Cavalcare la tigre è un manuale di sopravvivenza metapolitica per chi dissente dal proprio tempo e dal mondo in cui vive; ma, non potendolo modificare, preferisce ritirarsi in attiva solitudine e padroneggiarlo, cavalcarlo per non essere travolto. «Cavalcare la tigre» è un motto cinese, rispolverato anche da Mao, e suggerisce non di affrontare la tigre o tentare la fuga, ma di saltarle in groppa e correre su di lei. È un breviario aristocratico di nichilismo attivo per chi ha scelto non la politica, ma l’apolitìa, come la chiama Evola, o la scelta «impolitica» come invece l’aveva definita Thomas Mann.
Cavalcare la tigre compie ora cinquant’anni e la Fondazione Evola diretta da Gianfranco de Turris ha deciso di ricordare quell’opera che ebbe un effetto bomba sulla destra giovanile, soprattutto quella radicale. E ha organizzato all’Accademia di Romania in Roma un incontro per discutere di quel libro di culto che pervase almeno tre generazioni di non conformisti. Dal ’61 ad oggi continua a essere ristampato continuamente; l’edizione più recente ha l’introduzione di Stefano Zecchi e la postfazione di de Turris, che è il curatore dell’opera omnia evoliana.

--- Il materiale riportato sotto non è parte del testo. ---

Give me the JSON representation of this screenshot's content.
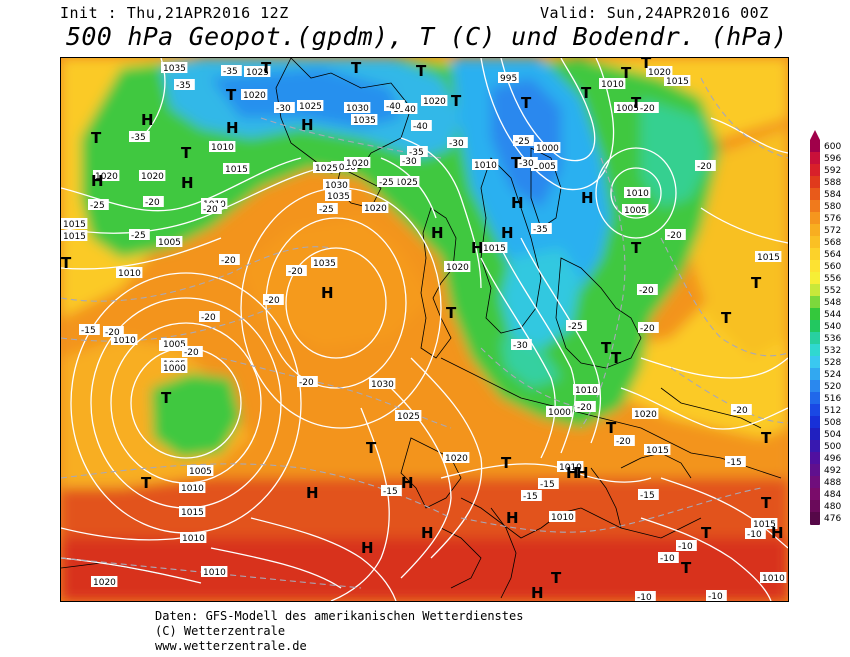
{
  "header": {
    "init": "Init : Thu,21APR2016 12Z",
    "valid": "Valid: Sun,24APR2016 00Z",
    "title": "500 hPa Geopot.(gpdm), T (C) und Bodendr. (hPa)"
  },
  "legend": {
    "levels": [
      "600",
      "596",
      "592",
      "588",
      "584",
      "580",
      "576",
      "572",
      "568",
      "564",
      "560",
      "556",
      "552",
      "548",
      "544",
      "540",
      "536",
      "532",
      "528",
      "524",
      "520",
      "516",
      "512",
      "508",
      "504",
      "500",
      "496",
      "492",
      "488",
      "484",
      "480",
      "476"
    ],
    "colors": [
      "#a0004a",
      "#c8103a",
      "#d8202a",
      "#e03a1c",
      "#e85a1a",
      "#f07a1c",
      "#f5961e",
      "#f8ae20",
      "#fac024",
      "#fcd22a",
      "#fde232",
      "#f6ee36",
      "#c8e83a",
      "#7cd83c",
      "#34c83c",
      "#22c860",
      "#28d0a0",
      "#30d8d0",
      "#3ac8f0",
      "#32a8f0",
      "#2a88ee",
      "#2068ea",
      "#1a48e4",
      "#1830d8",
      "#2020c0",
      "#3818b0",
      "#5010a0",
      "#60108e",
      "#700e7c",
      "#7a0c6a",
      "#6a0a5a",
      "#560848"
    ]
  },
  "map": {
    "pressure_labels": [
      "1035",
      "1025",
      "1020",
      "1025",
      "1030",
      "1035",
      "1020",
      "1040",
      "1030",
      "1025",
      "1020",
      "1025",
      "1030",
      "1035",
      "1020",
      "1010",
      "1020",
      "1015",
      "1010",
      "1020",
      "1005",
      "1015",
      "1010",
      "1015",
      "995",
      "1010",
      "1020",
      "1005",
      "1015",
      "1000",
      "1005",
      "1010",
      "1010",
      "1005",
      "1020",
      "1015",
      "1035",
      "1020",
      "1005",
      "1000",
      "1005",
      "1010",
      "1005",
      "1010",
      "1030",
      "1025",
      "1020",
      "1000",
      "1010",
      "1010",
      "1015",
      "1020",
      "1010",
      "1015",
      "1010",
      "1020",
      "1010",
      "1010",
      "1015",
      "1015"
    ],
    "temperature_labels": [
      "-35",
      "-35",
      "-35",
      "-30",
      "-40",
      "-40",
      "-35",
      "-30",
      "-30",
      "-30",
      "-25",
      "-25",
      "-25",
      "-20",
      "-20",
      "-25",
      "-25",
      "-20",
      "-20",
      "-20",
      "-20",
      "-20",
      "-15",
      "-20",
      "-20",
      "-35",
      "-30",
      "-25",
      "-20",
      "-20",
      "-20",
      "-20",
      "-20",
      "-15",
      "-15",
      "-15",
      "-20",
      "-20",
      "-15",
      "-10",
      "-10",
      "-10",
      "-10",
      "-10",
      "-20",
      "-15"
    ],
    "pressure_centers": [
      "H",
      "H",
      "H",
      "H",
      "H",
      "T",
      "T",
      "T",
      "T",
      "T",
      "T",
      "T",
      "H",
      "H",
      "H",
      "T",
      "T",
      "T",
      "H",
      "H",
      "T",
      "T",
      "T",
      "T",
      "T",
      "T",
      "H",
      "H",
      "T",
      "T",
      "T",
      "H",
      "H",
      "H",
      "T",
      "T",
      "T",
      "H",
      "H",
      "T",
      "T",
      "H",
      "T",
      "T",
      "T",
      "H",
      "T",
      "H",
      "T",
      "T"
    ]
  },
  "footer": {
    "line1": "Daten: GFS-Modell des amerikanischen Wetterdienstes",
    "line2": "(C) Wetterzentrale",
    "line3": "www.wetterzentrale.de"
  }
}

Cavalcare la tigre è l’opera di un pensatore legato alla Tradizione il quale, vivendo nell’irreversibile Età Oscura (kaly yuga), in preda a decadenza, desolazione e rovine, favorisce la corsa verso la dissoluzione perché solo raggiungendo il punto zero si potrà poi risalire e invertire la rotta. Una posizione che rischia la complicità con i dèmoni della decomposizione. L’anomìa, il caos, la trasgressione, l’anarchia diventano per l’evoliano occasioni per temprarsi.
Cavalcare la tigre fu il ’68 della destra colta e radicale, la trasgressione nel nome della tradizione.
Nelle mani dei giovani radicali di destra Cavalcare la tigre diventò un libro pericoloso. Ma non perché istigasse alla violenza e al terrorismo, come pensarono alcuni questurini dell’ideologia, ma perché diventò un nobile alibi per scelte anarco-individualiste, per esperienze trasgressive e alienanti e per la fuga dalla politica. Fu la via d’accesso per entrare da destra nel dionisismo di massa che poi esplose nel ’68. O, per altri versanti, fu una password verso l’uso della modernità e dei suoi mezzi.
In quel testo Evola tornava alla sua gioventù dadaista e all’Autarca, l’individuo assoluto della sua prima filosofia. Tornava a Nietzsche e al suo nichilismo attivo, incontrava Ernst Jünger, del quale tradusse - nello stesso periodo in cui scriveva Cavalcare la tigre - l’Operaio, e al poeta Gottfried Benn. Fra il Tantra e Dioniso. Poi, davanti al ’68, Evola tornò alla Tradizione, si spinse nel ruolo di teorico di una Destra metastorica e postfascista e si spense nel ’74, in piena epoca di stragi «nere» che gettarono su di lui un’ingiusta luce diabolica, da Grande Ispiratore.
Poi la tigre disarcionò i suoi cavalcatori e continuò a correre verso il nulla.